In the second journal article it discussed the acquisition of the self in an offline environment. Thoughts, feelings and actions are three main concepts that our self embodies. Humans receive their experiences through the perspective of others. A situation was mentioned that a 4th grader spent most of his time participating in community service work, because he enjoyed helping the community. One day he heard his friends making fun of him for doing this. That hurt his feelings and so he reacted in return with a snarky remark. He imagined himself through the view of his peers, he built his own role as a reaction to the image his friends had about him. The frustration he felt relates to the situated identity, he wants to differentiate himself from his friends, making clear that he is a unique being.
Humans share common feelings and goals, creating a social reality. The 4th grader let himself emotions control him, before confronting any of his friends. One of his friends came to him later after school and asked him why was he so frustrated. After the 4th grader talked to his friend, he realized that his prejudices blinded him in understanding the entirety of the situation. Afterwards he figured his friends mentioned community service work, because they were thinking of doing the same. If the 4th grader understood the situation from the very beginning his frustration wouldn’t have occurred.

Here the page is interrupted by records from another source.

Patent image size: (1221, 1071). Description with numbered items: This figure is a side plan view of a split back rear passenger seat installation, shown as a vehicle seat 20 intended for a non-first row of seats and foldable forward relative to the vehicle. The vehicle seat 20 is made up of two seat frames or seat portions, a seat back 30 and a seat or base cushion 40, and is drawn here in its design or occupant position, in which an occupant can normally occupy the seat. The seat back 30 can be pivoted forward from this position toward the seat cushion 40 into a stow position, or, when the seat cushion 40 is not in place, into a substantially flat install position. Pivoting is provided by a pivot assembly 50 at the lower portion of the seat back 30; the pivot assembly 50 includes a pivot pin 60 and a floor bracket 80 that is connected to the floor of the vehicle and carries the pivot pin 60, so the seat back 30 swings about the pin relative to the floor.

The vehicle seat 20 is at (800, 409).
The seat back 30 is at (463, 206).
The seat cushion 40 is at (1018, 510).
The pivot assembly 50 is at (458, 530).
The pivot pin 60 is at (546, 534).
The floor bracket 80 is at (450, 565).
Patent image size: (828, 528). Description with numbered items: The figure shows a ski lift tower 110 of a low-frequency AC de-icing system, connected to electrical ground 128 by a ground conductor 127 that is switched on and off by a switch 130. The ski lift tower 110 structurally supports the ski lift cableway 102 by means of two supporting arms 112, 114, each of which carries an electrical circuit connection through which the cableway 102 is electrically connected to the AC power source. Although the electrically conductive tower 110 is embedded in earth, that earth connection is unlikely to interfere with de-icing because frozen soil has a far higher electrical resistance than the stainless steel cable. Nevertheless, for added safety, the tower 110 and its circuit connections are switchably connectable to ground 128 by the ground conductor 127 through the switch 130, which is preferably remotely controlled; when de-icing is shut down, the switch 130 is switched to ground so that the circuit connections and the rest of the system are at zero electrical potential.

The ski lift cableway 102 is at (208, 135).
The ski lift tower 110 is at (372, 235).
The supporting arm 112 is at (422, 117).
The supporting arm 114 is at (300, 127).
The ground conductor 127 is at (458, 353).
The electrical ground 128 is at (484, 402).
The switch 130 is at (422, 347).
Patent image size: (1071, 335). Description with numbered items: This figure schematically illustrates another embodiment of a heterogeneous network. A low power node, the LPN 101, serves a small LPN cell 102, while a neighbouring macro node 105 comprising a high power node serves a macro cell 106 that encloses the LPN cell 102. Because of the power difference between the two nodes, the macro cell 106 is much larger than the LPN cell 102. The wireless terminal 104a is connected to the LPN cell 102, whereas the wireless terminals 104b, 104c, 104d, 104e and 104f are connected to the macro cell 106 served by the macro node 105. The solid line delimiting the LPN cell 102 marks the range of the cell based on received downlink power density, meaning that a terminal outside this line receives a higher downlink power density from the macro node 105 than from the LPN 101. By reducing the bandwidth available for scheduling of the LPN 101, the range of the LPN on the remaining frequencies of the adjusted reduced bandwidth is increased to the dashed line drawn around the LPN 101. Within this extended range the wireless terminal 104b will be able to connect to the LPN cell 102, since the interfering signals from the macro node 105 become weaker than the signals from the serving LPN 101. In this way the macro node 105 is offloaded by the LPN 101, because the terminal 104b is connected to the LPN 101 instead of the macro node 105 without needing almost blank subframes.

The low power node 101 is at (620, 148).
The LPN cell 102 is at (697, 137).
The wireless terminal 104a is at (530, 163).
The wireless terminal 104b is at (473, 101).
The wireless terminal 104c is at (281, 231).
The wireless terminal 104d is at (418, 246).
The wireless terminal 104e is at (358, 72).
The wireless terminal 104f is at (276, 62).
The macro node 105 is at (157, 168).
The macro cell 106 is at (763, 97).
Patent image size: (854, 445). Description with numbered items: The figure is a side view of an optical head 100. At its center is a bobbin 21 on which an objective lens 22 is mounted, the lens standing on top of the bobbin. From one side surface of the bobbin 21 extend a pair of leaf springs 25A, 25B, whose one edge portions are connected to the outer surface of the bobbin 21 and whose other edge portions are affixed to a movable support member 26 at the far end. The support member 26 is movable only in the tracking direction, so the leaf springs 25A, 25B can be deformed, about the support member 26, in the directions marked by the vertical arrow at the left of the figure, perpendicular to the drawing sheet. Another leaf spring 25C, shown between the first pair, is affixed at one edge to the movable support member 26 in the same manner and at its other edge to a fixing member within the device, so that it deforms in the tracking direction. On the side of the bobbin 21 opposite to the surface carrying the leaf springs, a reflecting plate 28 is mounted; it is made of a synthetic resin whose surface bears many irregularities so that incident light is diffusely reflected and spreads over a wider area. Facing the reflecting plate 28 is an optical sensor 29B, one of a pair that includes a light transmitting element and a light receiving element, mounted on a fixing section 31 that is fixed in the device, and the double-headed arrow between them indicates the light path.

The third journal article I read studied an approach through the understanding of self-concept, significant others, and the social influence process (McDermott, 1980). In this experiment, an analysis was constructed on the extension of symbolic interactionist that people develop their communication by maintaining and changing their life self-concepts with others. The author decided to view communication networks along two dimensions, social networks and contacts within the social networks. The network of interpersonal influence is assumed to be quite stable, but their impact is viewed as attitude-specific.